Милдред чувствовала, что вся съежилась в большом кресле, стала маленькая и сухая, как орех. Она сказала:
- Сердцем вы молоды, Хью.
Эти банальные слова, казалось, доставили ему удовольствие. До чего же глуп, подумала она, изнывая от нежности.
- Если и так, - сказал он, - то меня самого это больше всех удивляет. Я вам, по-моему, говорил, что Эмма была на кладбище?
- Да.
- С тех пор как я ее там увидел, - сказал Хью, и слова его звучали как песня, - я ни о чем другом не могу думать. Все жду чего-то, как мальчишка, как глупый мальчишка. Просто не верится, правда, Милдред? - словно обращаясь к картине, он совсем легонько коснулся ее пальцем, и Милдред сразу вспомнила этот его жест из давно прошедших времен. Ей стало страшно, что, если она попробует заговорить, вместо слов получится какой-то безобразный звук. Она промолчала. - Странно, - продолжал он, - так долго хранить любовь под замком и в конце концов обнаружить, что она жива и никуда не делась. Я уж думал, что замуровал эту гробницу навечно, но нет... нет!
- Мне это трудно вообразить, - сказала Милдред, пробуя голос на самых бодрых нотах. - Но ведь я человек практический. И как же вы намерены поступить?
- Вот именно, - ответил Хью, и воодушевление его спало, опять сменившись озабоченностью. - В том-то и дело. Тут мне и нужна ваша помощь, ваш совет. Вы знаете Эмму, знаете меня. Помогите мне быть объективным. Я совсем истерзался, просто голова идет кругом. Кажется, это даже на моем здоровье отразилось. Я надеюсь, что разговор с вами что-то изменит. Может быть, так и случится... и это дурацкое состояние духа просто пройдет. Хорошо бы. Я так ждал... немножко покоя, понимаете, немножко отдыха после... Стар я, в общем, для этой чепухи, верно? К чему на старости лет себя растравлять?
- Не дай нам бог дожить до такой старости, когда уже не захочется себя растравлять, - едва слышно проговорила Милдред.
- Вы должны принять за меня решение. Вот вы зовете меня ехать в Индию, значит, решать нужно скорее. Навестить мне Эмму или не стоит? Я ведь понятия не имею, как она теперь живет, нет ли там... кого-нибудь другого. Вы случайно не знаете? - Он тревожно заглянул ей в лицо.
- Насколько я знаю, никого другого нет. - Она медленно отодвинулась в глубину кресла.
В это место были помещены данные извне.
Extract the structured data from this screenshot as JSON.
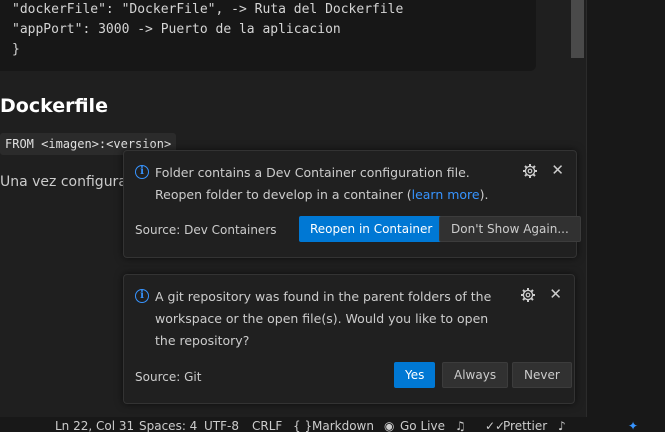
{
  "editor": {
    "code_lines": [
      "\"dockerFile\": \"DockerFile\", -> Ruta del Dockerfile",
      "\"appPort\": 3000 -> Puerto de la aplicacion",
      "}"
    ],
    "heading": "Dockerfile",
    "inline_code": "FROM <imagen>:<version>",
    "paragraph": "Una vez configura"
  },
  "notifications": [
    {
      "message_before_link": "Folder contains a Dev Container configuration file. Reopen folder to develop in a container (",
      "link_text": "learn more",
      "message_after_link": ").",
      "source": "Source: Dev Containers",
      "buttons": [
        "Reopen in Container",
        "Don't Show Again..."
      ],
      "icon": "info-icon"
    },
    {
      "message": "A git repository was found in the parent folders of the workspace or the open file(s). Would you like to open the repository?",
      "source": "Source: Git",
      "buttons": [
        "Yes",
        "Always",
        "Never"
      ],
      "icon": "info-icon"
    }
  ],
  "statusbar": {
    "position": "Ln 22, Col 31",
    "spaces": "Spaces: 4",
    "encoding": "UTF-8",
    "eol": "CRLF",
    "language_braces": "{ }",
    "language": "Markdown",
    "golive": "Go Live",
    "prettier": "Prettier"
  },
  "colors": {
    "accent": "#0078d4",
    "link": "#3794ff",
    "background": "#1f1f1f"
  }
}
Дождь лил как из ведра, и в комнате совсем стемнело, только от картины исходил свет, золотивший с одного бока умоляющее лицо Хью.
- Но все-таки, пойти мне к ней или это просто глупость?.. Романтика, навязчивость, а то и хуже?.. К чему бередить старую рану? Ничего это не даст, кроме боли и хаоса. Да она и не захочет меня видеть после стольких лет, правда? Я ведь сильно преувеличил. Я не влюблен, это смешно, в мои годы этого не бывает. Я могу превозмочь это... это наваждение, надо только встряхнуться как следует. Помогите мне, Милдред, вы такая умница. Вы даже не представляете себе, как я на вас полагаюсь. Поверите ли, мне и сейчас уже лучше. Долгое морское путешествие - это как раз то, что мне нужно, уехать надолго, да еще вместе с вами. Наверно, вам кажется, что я сошел с ума, это я-то, такой старый и смирный. Но вы ведь согласны, Милдред, не надо мне ее навещать?
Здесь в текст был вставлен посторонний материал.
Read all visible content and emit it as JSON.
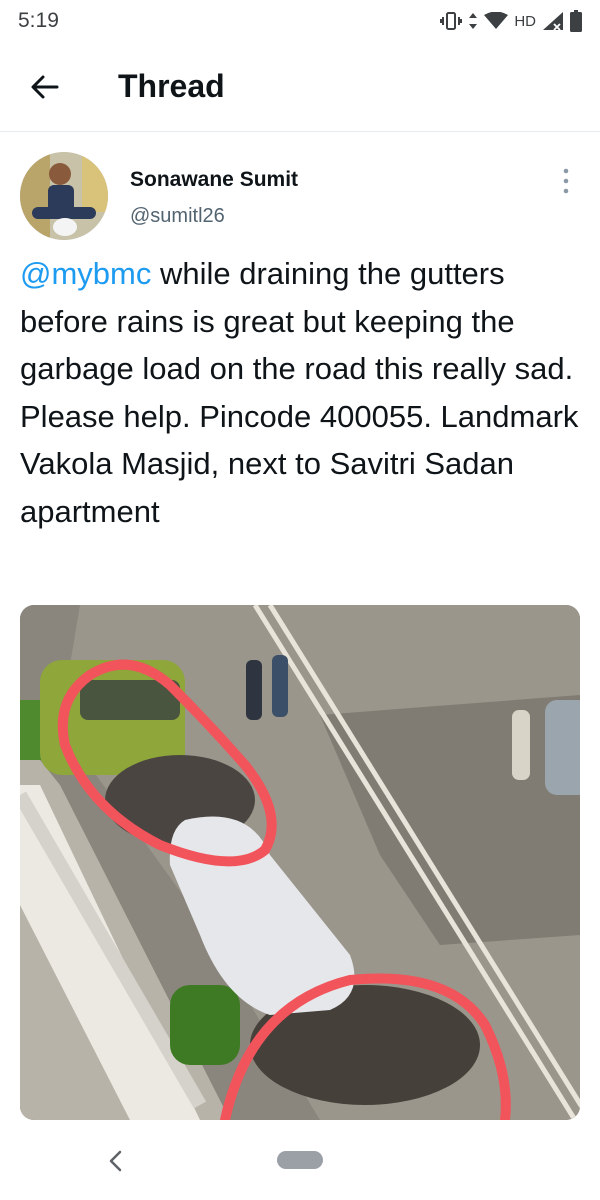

Теперь Милдред совсем вросла в спинку кресла, а руки симметрично положила на подлокотники, как пригвожденная. Снова перед ее мысленным взором возникла Эмма с ее собачьим лицом, Эмма в короткой белой теннисной юбке, брошенная Эмма, весело болтающая с юным Феликсом. Она сказала:
- Вам очень хочется повидать ее, Хью. Ужасно хочется, просто до смерти. К чему отрицать, что вы почти, без пяти минут влюблены?
У Хью вырвался долгий вздох.
- Да, - сказал он, помолчав, и повторил: - Да. Да.
Милдред медленно приходила в себя.
- Ну так и повидайте ее. Непременно повидайте, непременно. Если не пойдете, потом до конца жизни будете жалеть.
- Это верно. - Он покивал головой. - Это совершенно верно. Жалеть я буду. - Лицо его снова обратилось к картине и как будто снова разгладилось. Губы приоткрылись, глаза расширились, лысая голова откинулась назад - взгляд его скользил вверх, к лицу золотой Сусанны.
- Ну вот и сходите, - сказала Милдред. - Это вам мой совет, Хью. - Она тяжело поднялась и, как слепая, стала искать перчатки и сумку.
- Как, вы уже уходите? - Хью подошел к ней, взялся за ее пальто, нерешительно помял его в руках и повесил обратно на спинку кресла.
Они стояли друг против друга. Милдред могла бы, подняв руки, положить их ему на плечи - сколько раз она себе это представляла!
- Да, мне пора.
- Ну, пожалуйста, не уходите, давайте вместе пообедаем!
- Не могу. Мне еще надо попасть в одно место.
- Ох, как жаль. Мне так приятно было поговорить с вами, так приятно. Надеюсь, я не расстроил вас, Милдред, не шокировал? Уверяю вас, у меня и в мыслях не было все это выболтать.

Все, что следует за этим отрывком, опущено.